First we need $d^*$ to define a proper metric, so of course we need $f(0) = 0$ and $f(x) > 0$ for $x > 0$. Then we only need to assure the triangle inequality, i.e.:
$f(d(x,z)) \leq f(d(x,y)) + f(d(y,z))$.
It is sufficient for $f$ to be monotone and subadditive, but is it also necessary?
A similar question is asked here: $d$ is a metric. Under which conditions $f\circ d$ is also a metric? where the author writes that subadditivity is necessary, in the sense that if $f$ is a function such that $f \circ d$ is a metric for any metric $d$ (which is a way to assume no knowledge of the underlying metric $d$), then $f$ must be subadditive. However subadditivity is not necessary in the sense that there exists a metric $d$ and a non-subadditive $f$ such that $f \circ d$ is also a metric, so there is still not a complete answer. As for the monotonicity, there is still no answer either way.
Now I ask about the topological equivalency: let $B_\varepsilon(x) = \{y \in X : d(x,y) < \varepsilon\}$ and $B^*_\varepsilon(x) = \{y \in X : d^*(x,y) < \varepsilon\}$. The metrics are equivalent if these two sets are open with respect to each metric.

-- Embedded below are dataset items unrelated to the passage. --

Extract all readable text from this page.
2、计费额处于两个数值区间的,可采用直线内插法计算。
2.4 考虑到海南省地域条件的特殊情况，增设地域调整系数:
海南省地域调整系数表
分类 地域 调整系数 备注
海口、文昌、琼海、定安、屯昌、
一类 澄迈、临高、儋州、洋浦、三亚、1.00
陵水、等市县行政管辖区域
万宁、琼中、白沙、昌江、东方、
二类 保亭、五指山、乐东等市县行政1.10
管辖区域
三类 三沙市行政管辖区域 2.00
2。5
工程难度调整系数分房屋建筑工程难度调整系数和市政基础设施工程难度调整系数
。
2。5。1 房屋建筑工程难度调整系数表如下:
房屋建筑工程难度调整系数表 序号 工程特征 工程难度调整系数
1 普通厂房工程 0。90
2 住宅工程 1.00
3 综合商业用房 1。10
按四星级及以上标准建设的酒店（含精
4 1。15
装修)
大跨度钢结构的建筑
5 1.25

In other words, it should be true that for any $\varepsilon$ and $x$ there exists a $\delta$ such that $f(d(x,y)) = d^*(x,y) < \delta \implies d(x,y) < \varepsilon$. Also vice versa, that for any $\varepsilon$ and $x$ there exists a $\delta$ such that $d(x,y) < \delta \implies d^*(x,y) = f(d(x,y)) < \varepsilon$.
It is sufficient for $f$ to be monotone in a neighborhood of $0$ (and bounded away from $0$ outside of this neighborhood) and continuous at $0$, but is it also necessary?